Fifty years ago, America’s implacable enemy wasn’t amorphous international terrorism but the seemingly surging Soviet Union. And its leader who doubled as the bogeyman for Americans was Nikita Khrushchev, father of then-22-year-old Sergei Khrushchev.
Obviously, much has changed since 1958. The Soviet Union eventually collapsed, spinning most recently in the past decade from nascent hopes for democracy into a post-Communist netherworld that’s a blend of democracy, oligarchy and kleptocracy under Vladimir Putin.
And Sergei Khrushchev, formerly a Soviet missile engineer, is now a senior fellow at the Watson Institute for International Studies at Brown University. On Wednesday night, June 4, Khrushchev will speak in Portland at the World Affairs Council on the topic “Russia After Putin.”
He counsels patience to those expecting Russia to become an overnight democracy.
“Even if you bring together the nine best women, they cannot give birth in one month,” he said in a phone interview last week. “Americans’ biggest misconception is that you can create American democracy in one year. It may take until the end of the 21st century.”
His take on post-Putin Russia differs sharply from that of many Russia analysts. They fret there’s no post-Putin Russia because Putin’s selection of Dmitry Medvedev as his presidential successor—and Putin’s move into the prime minister’s post—marks a major step back toward one-man rule.
Instead, Khrushchev calls Putin’s move groundbreaking—like George Washington spurning a third term—because he stepped down.
Khrushchev, who doesn’t bemoan his homeland’s fall from Cold War superpower status, has been a U.S. citizen since 1999.

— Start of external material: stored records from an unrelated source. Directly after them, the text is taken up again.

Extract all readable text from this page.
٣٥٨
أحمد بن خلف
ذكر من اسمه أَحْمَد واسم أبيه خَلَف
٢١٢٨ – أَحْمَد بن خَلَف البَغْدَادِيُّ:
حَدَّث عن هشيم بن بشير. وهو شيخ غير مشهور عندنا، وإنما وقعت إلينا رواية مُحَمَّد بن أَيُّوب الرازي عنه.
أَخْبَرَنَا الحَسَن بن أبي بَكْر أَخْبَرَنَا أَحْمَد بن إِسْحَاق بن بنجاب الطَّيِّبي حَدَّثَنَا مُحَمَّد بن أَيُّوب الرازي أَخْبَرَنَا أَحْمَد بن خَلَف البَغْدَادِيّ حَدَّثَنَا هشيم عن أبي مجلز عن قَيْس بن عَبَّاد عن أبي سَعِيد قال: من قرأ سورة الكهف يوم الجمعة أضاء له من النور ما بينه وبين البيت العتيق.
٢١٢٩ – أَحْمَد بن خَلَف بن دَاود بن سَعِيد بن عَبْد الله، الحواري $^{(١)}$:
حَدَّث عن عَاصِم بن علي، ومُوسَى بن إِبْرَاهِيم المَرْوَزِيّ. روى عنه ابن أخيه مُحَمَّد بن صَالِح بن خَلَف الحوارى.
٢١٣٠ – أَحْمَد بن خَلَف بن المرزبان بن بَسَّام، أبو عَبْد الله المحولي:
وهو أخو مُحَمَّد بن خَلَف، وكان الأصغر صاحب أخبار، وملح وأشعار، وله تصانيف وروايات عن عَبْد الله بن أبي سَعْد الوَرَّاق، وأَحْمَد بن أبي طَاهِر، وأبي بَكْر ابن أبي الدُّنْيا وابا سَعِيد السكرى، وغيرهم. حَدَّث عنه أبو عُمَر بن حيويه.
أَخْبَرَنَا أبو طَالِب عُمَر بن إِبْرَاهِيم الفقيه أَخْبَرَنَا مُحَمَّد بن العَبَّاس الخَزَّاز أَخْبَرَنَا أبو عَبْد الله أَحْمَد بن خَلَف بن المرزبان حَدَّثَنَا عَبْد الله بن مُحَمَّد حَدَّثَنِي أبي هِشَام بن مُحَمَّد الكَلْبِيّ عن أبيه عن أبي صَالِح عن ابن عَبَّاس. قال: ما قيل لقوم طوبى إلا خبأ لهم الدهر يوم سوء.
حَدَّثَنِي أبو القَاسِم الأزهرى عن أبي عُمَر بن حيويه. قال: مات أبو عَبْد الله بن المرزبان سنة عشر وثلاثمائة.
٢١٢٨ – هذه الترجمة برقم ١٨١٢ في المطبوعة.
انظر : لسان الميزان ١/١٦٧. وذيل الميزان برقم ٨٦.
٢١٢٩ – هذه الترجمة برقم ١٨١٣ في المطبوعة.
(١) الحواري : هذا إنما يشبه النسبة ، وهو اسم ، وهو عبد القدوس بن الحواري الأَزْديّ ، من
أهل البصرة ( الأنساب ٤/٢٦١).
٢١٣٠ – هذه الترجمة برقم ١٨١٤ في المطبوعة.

Asked which 2008 presidential candidate he supports in his adopted country, Khrushchev gives a politic answer. He won’t commit to Sen. Barack Obama (D-Ill.) and says he respects Sen. John McCain (R-Ariz.) as a “great man” who called to congratulate him after he became a citizen. But Khrushchev doesn’t think he’ll vote for him because Khrushchev opposes the Iraq war.